Dieser außerordentliche Publikumserfolg der Fußballerinnen wirkt noch ungewöhnlicher und erstaunlicher, wenn man sich die Sportberichterstattung insgesamt genauer anschaut, so, wie es die US-Forscherin Cheryl Cooky von der Purdue-Universität in Lafayette mit ihrem Team getan hat. In ihrer kürzlich veröffentlichten Langzeitstudie gibt sie einen Überblick über ein Vierteljahrhundert Sportberichterstattung in den USA. Ihre Hauptbefunde zum Status quo sind ernüchternd.

Erstens werden Sportlerinnen weniger stark als Sexobjekte und als Witzfiguren dargestellt als früher. Stattdessen werden sie nun gerne in ihrer Rolle als Mütter gezeigt. Zweitens sind Geschichten über Sportler oft Heldenstorys, bei Geschichten über Sportlerinnen hingegen überwiegend relativ langweilige Sachverhaltsschilderungen. Und drittens erhielten die drei populärsten US-Männersportarten – Football, Basketball und Baseball – 2014 in den US-Medien noch mehr Platz als fünf Jahre zuvor, der Anteil stieg von 68 Prozent auf 74,5 Prozent Sendezeit in den ausgewählten TV-Sportnachrichten und Highlight-Shows. Für Frauensport blieben dagegen nur rund drei Prozent.

Die Analyse des US-Forscherteams um Cheryl Cooky bestätigt einen Trend, der bereits aus mehreren Studien bekannt ist, wie beispielsweise aus dem International Sports Press Survey 2011: Männer dominieren demnach nicht nur den Bildschirm, sondern es sind weiterhin hauptsächlich Männer, die über die Männer berichten. Nur fünf Prozent der Top-Reporter sind weiblich, auch unter den weniger prominenten Berichterstattern beträgt der Frauenanteil nur 15,7 Prozent. Dazu ist fast jede zweite Anchor-Person weiß und männlich.

Dieses Bild steht im krassen Gegensatz zu den zahlreichen Frauen und Mädchen, die Sport treiben. Gerade Fußball wird bei ihnen immer populärer, mehr als eine Million Frauen und Mädchen sind nach Angaben des Deutschen Fußball-Bunds (DFB) inzwischen in Vereinen aktiv – möglicherweise erwächst gerade hieraus der Unmut über die auch in Deutschland noch mangelhafte Berichterstattung. Zwar übertragen ARD und ZDF alle WM-Spiele der Frauennationalmannschaft live, doch ein unverkrampfter Umgang gelingt den Öffentlich-Rechtlichen beim Thema Frauenfußball weiterhin nicht, wie bereits der Trailer der ARD zu dem Turnier beweist.

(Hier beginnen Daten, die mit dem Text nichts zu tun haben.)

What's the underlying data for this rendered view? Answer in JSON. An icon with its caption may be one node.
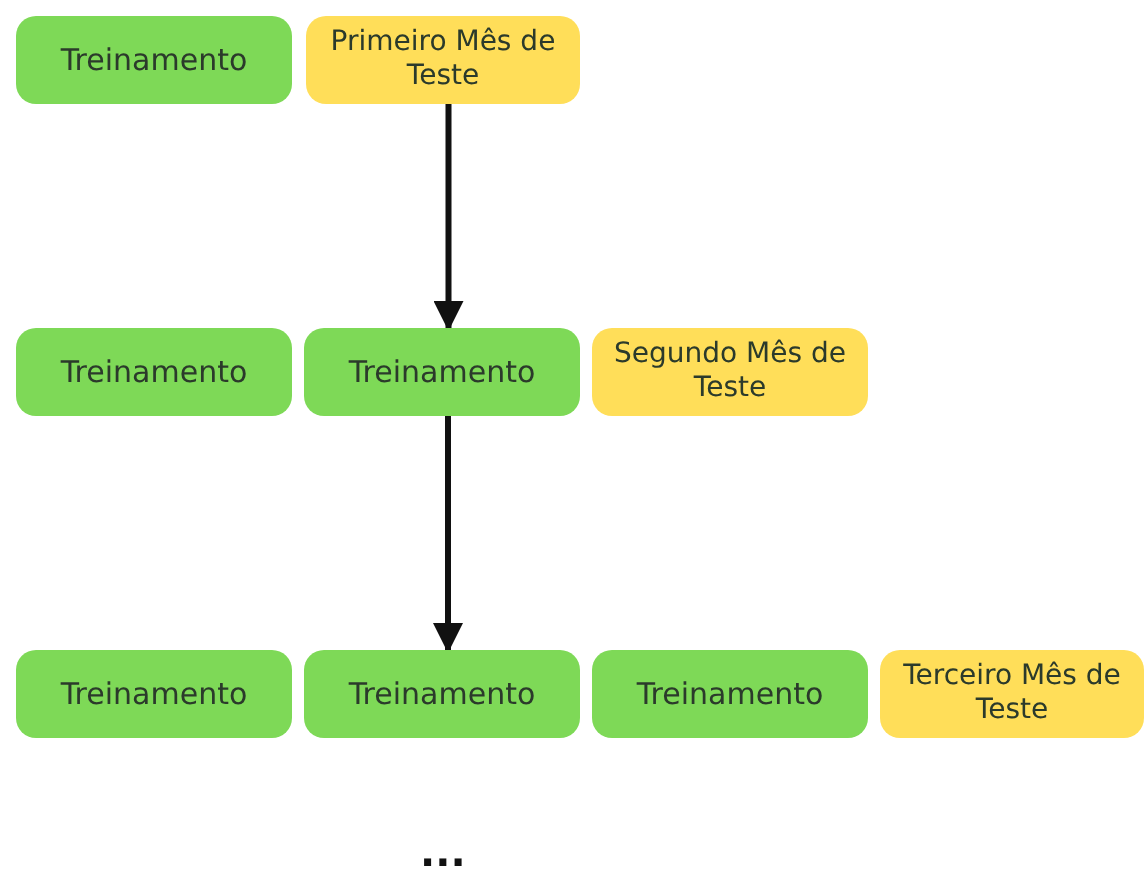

Hinzu kommen Ungeheuerlichkeiten vonseiten des internationalen Fußballverbands Fifa wie beispielsweise die Entscheidung, die Frauen zum Spiel auf Kunstrasen zu zwingen, obwohl sich dieser mehr aufheizt und etwa bei Schürfwunden das Risiko einer Infektion viel höher ist als bei Naturrasen, auf dem Männer weiterhin spielen dürfen. Auch müssen Männer nicht vor sich hertragen, dass sie in einem Männerturnier spielen. So hatte die Fifa den schwedischen Privatkanal TV4 zurückgepfiffen, weil er unter dem Titel „Fifa Fußball Weltmeisterschaft 2015“ aus Kanada berichten wollte. Die Fifa aber machte klar: Dieser Name dürfe nur für das Männerturnier verwendet werden. Wenn Frauen auf den Platz laufen, müsse es „Frauenweltmeisterschaft“ heißen – das ist gemein wie ungerecht, solange Männern keine „Herrenweltmeisterschaft“ verordnet wird.

Frauenfußball soll man zwar nicht am Männerfußball messen, doch Diskriminierung muss benannt werden. 2017 steht die Europameisterschaft in den Niederlanden an, bei der die deutsche Mannschaft ihren Titel verteidigen will – bleiben zwei Jahre, um dem Frauenfußball auch in der Berichterstattung die Popularität zukommen zu lassen, die er bei Spielerinnen und Fernsehzuschauern längst hat.